Most governance tools model “apps” and “entitlements.” Owlie models Resources — and a Resource is whatever you need it to be. This is the conceptual core of the platform, and it landed today.

  • Abstract Resource primitive: request intake, approval policy, fulfillment path, and metadata bundled together
  • Approval steps can be humans, groups, manager routing with fallback, or Function-backed logic
  • Fulfillment paths: connector-automated, manual ticket to a user or group, Function-backed, or virtual (no external side effect)
  • Per-Resource custom request Forms — collect the data that matters for that Resource, not the vendor’s default schema
  • allow_multiple flag for Resources that can be granted more than once per identity
  • Metadata JSONB for open-ended attributes without schema migrations
  • Type field for categorization

Example shapes modeled in the first week: SaaS access, GitHub repos, database roles, laptop orders, shared data rooms, vendor onboarding steps, physical badges.

0.3

MFA, passkeys, and zero-knowledge passwords

TOTP, WebAuthn passkeys, and a zero-knowledge password option. Plus policy-driven MFA with grace periods for staged rollouts.

The auth surface got serious. Three login methods that cover the range from familiar to phishing-resistant, and a policy layer that lets tenants stage MFA rollouts instead of flipping a switch.

  • TOTP (RFC 6238): 30-second window, 6 digits, 10 single-use backup codes (SHA-256 hashed)
  • WebAuthn passkeys: challenge-response via @simplewebauthn, replay protection via signature counter, challenges stored with 5-minute TTL
  • Zero-knowledge password login: raw password never leaves the browser during authentication
  • Policy-driven MFA: required / optional / admin-only per tenant policy, with grace periods for staged rollout
  • In-flow MFA enrollment — users can set up a factor during their first required login, without a separate setup process
  • MFA secrets AES-GCM encrypted using an HKDF-derived key from COOKIE_SECRET; no plaintext in the DB

Detail: backup codes are hashed and consumed once. A used code is gone. Passkeys track sign-count to detect replay.

0.2

Authentication that branches on tenant policy

Password and magic-link sign-in, tenant-scoped sessions, and the first shape of a policy-gated login journey.

auth-svc took its first real shape. Tenant-branded sign-in, password and magic-link login, and the beginnings of a login journey that can insert extra steps — MFA, terms acknowledgment, profile completion — before issuing a session.
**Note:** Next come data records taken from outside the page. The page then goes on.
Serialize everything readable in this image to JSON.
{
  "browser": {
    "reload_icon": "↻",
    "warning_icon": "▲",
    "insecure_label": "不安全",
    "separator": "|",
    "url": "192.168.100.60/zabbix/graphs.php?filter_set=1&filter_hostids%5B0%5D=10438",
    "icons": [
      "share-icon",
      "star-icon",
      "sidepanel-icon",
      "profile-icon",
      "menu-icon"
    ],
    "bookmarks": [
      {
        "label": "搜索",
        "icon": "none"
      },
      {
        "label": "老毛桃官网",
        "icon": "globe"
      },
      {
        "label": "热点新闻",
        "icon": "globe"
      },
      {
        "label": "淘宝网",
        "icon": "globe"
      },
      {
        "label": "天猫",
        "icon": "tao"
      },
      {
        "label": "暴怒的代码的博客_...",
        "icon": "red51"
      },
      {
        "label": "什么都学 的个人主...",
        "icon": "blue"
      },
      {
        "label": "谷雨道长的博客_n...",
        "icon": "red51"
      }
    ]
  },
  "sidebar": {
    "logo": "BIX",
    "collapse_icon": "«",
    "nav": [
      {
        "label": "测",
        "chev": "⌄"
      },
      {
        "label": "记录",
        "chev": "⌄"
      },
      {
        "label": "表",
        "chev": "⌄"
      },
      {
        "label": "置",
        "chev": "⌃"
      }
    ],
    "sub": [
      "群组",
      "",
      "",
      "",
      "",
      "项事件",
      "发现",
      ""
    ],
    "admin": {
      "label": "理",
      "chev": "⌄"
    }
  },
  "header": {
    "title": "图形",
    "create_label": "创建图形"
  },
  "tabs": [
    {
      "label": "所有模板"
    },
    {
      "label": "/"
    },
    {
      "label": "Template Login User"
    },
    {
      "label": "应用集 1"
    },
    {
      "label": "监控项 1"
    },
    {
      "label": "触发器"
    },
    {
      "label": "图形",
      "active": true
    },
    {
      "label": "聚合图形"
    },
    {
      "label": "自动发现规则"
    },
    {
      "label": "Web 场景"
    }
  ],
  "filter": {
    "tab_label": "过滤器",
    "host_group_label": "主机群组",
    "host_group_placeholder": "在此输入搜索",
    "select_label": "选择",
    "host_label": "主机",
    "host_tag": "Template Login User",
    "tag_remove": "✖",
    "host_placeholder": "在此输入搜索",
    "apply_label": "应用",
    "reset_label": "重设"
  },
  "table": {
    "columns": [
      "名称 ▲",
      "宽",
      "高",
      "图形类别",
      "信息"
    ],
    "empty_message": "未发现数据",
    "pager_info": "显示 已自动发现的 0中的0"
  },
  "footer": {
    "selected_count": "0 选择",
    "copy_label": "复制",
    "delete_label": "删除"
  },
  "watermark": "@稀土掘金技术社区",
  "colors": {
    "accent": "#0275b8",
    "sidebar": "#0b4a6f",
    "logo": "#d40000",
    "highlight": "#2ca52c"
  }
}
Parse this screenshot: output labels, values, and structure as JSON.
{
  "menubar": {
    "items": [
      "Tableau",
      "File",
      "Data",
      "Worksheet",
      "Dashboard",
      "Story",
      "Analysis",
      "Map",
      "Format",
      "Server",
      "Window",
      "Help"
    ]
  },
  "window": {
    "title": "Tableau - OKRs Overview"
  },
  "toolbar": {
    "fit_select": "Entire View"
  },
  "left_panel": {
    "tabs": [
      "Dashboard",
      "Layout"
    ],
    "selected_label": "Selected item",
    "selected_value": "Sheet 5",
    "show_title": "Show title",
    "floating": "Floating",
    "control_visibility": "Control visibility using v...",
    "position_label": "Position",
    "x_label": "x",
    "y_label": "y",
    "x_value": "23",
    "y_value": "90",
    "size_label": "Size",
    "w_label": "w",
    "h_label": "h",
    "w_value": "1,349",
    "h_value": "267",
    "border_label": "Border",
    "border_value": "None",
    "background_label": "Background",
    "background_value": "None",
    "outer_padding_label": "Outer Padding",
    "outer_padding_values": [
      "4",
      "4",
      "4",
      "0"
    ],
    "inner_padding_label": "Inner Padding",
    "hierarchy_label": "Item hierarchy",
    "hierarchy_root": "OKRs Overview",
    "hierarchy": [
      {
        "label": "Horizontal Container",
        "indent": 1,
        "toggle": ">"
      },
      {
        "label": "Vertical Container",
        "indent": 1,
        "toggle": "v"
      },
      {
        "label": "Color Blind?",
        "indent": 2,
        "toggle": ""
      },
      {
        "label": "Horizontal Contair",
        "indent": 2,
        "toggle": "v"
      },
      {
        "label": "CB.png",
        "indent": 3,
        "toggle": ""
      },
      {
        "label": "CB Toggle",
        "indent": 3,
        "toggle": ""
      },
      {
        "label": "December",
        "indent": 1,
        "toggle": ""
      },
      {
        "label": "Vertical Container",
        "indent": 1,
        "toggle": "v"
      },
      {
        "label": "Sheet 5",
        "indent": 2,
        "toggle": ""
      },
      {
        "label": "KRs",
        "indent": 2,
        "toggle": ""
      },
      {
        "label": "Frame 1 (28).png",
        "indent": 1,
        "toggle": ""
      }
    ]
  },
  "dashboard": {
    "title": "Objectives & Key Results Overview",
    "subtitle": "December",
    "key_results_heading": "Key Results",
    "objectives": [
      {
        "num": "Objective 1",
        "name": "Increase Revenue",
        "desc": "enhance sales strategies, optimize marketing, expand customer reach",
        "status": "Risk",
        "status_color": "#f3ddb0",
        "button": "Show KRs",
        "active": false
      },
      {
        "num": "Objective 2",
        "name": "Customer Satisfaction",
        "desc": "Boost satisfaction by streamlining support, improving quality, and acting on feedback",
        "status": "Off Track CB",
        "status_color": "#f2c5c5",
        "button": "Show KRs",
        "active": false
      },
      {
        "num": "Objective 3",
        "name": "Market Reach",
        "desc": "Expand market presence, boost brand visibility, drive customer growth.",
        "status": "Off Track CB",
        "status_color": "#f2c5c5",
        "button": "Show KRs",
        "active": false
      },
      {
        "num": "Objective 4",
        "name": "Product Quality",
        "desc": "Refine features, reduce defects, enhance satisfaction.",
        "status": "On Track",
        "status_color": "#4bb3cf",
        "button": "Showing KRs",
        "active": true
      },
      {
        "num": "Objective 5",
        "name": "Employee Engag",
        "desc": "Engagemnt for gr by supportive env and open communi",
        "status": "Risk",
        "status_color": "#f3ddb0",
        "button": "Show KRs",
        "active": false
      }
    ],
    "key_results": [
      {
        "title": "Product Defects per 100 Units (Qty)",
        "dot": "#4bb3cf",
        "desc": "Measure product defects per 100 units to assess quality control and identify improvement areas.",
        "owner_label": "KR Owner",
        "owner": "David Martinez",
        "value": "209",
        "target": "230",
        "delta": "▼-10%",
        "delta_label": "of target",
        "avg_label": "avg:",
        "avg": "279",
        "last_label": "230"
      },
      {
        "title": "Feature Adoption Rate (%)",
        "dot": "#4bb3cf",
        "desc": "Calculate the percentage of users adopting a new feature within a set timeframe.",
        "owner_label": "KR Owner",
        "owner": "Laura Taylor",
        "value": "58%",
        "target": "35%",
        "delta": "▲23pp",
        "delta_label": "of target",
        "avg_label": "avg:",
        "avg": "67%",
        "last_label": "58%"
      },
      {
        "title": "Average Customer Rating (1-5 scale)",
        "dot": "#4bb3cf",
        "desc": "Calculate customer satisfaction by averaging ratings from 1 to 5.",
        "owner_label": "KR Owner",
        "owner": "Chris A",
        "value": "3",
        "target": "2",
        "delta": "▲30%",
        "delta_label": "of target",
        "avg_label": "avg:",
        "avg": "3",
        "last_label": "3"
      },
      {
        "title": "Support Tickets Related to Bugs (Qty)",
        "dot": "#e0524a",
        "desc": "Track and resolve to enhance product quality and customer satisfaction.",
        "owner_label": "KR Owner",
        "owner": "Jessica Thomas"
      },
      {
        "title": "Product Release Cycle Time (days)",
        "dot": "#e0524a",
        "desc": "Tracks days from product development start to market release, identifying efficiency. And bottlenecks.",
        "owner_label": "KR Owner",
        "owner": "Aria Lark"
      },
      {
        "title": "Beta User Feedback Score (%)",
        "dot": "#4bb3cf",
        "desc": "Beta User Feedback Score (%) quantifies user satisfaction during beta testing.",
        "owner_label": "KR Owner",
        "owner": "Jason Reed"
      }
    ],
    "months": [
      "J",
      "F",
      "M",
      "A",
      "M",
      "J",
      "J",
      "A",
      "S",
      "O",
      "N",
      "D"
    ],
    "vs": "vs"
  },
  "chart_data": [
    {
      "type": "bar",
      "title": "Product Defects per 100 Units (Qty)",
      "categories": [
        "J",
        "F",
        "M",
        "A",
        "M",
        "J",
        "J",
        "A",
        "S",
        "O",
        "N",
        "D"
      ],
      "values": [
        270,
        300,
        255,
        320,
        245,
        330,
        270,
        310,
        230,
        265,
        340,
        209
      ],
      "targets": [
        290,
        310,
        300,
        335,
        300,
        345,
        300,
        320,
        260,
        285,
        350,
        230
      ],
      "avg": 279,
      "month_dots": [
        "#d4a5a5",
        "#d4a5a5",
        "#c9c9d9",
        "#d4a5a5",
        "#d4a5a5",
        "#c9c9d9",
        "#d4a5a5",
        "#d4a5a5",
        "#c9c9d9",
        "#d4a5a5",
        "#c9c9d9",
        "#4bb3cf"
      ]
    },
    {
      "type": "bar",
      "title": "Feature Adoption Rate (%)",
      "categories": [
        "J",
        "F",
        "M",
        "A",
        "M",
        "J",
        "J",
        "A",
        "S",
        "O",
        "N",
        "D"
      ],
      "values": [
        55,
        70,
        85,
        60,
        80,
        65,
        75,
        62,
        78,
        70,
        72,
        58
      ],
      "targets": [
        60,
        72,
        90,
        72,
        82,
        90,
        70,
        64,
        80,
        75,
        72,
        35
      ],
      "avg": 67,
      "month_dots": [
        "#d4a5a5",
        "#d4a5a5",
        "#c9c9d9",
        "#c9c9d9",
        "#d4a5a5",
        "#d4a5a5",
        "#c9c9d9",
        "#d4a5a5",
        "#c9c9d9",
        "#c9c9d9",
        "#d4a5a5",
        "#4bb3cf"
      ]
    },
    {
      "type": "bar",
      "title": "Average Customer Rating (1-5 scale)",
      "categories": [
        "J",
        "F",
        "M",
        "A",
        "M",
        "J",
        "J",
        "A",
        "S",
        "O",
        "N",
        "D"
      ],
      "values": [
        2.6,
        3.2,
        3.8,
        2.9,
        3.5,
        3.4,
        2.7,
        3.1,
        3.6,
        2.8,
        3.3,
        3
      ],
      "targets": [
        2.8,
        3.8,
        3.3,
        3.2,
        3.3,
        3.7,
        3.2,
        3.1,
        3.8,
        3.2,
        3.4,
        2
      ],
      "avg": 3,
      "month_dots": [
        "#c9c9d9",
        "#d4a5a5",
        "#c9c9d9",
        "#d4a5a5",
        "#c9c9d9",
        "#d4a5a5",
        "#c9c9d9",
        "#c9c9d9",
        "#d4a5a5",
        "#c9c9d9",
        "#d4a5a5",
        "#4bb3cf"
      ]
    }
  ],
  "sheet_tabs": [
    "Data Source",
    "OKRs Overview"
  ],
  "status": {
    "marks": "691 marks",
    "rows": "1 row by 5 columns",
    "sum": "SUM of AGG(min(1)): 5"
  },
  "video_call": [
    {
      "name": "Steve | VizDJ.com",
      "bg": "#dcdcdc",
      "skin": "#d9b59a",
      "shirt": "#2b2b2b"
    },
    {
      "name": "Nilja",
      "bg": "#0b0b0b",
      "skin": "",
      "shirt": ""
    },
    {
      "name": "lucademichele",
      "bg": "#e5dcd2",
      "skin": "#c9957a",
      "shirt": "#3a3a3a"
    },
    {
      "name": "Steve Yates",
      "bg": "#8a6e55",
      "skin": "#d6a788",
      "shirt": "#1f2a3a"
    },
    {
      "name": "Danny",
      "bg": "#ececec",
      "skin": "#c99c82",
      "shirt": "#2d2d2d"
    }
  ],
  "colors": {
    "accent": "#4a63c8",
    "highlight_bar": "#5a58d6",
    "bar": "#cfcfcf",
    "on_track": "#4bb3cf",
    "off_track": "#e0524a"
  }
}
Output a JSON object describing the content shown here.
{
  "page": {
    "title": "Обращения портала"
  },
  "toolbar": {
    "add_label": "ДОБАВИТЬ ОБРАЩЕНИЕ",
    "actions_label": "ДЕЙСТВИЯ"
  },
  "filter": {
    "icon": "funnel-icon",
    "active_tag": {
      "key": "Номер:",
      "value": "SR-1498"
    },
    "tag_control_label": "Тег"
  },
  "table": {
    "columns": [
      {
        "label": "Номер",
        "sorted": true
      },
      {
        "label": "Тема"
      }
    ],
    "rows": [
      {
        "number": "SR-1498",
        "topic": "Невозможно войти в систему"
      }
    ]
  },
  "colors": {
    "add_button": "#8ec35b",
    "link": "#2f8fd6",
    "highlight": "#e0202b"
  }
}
  • Password login with scrypt hashing (CPU cost 16384, 32-byte derived key, 16-byte salt)
  • Timing-safe dummy verification to prevent user-enumeration via timing attacks
  • Magic-link sign-in for passwordless flows
  • Tenant-scoped sessions with sliding-window renewal and a hard maximum lifetime
  • Delegated request authentication — other Owlie services validate incoming requests through this service, not their own
  • API key authentication for automation callers, tied to an identity + tenant

The decision: authentication is a pipeline, not a form. Other services borrow authentication state; they don’t reimplement it.

0.1

Foundations: multi-tenant architecture on the edge

The infrastructure bet. Subdomain-based multi-tenancy, edge-friendly Postgres pooling, and a service-to-service control plane.

The core bet: every tenant gets its own subdomain, every request routes through a tenant-resolution layer, and every database query is scoped by tenant_id by default. Zero cross-tenant data access, enforced at the query-builder level. Everything after this is built on it.

  • Subdomain-based tenant routing (acme.owlie.com, corp.owlie.com)
  • PostgreSQL via Hyperdrive for edge-friendly connection pooling
  • Cloudflare Workers for global edge deployment
  • Service-to-service RPC bindings as the internal control plane
  • Monorepo scaffold — shared db, service, utils, errors, worker, test-utils, ui packages
  • Typed error classes with client-safe messages and HTTP status mapping

The significant decision: tenant scoping is architectural, not a check you remember to write.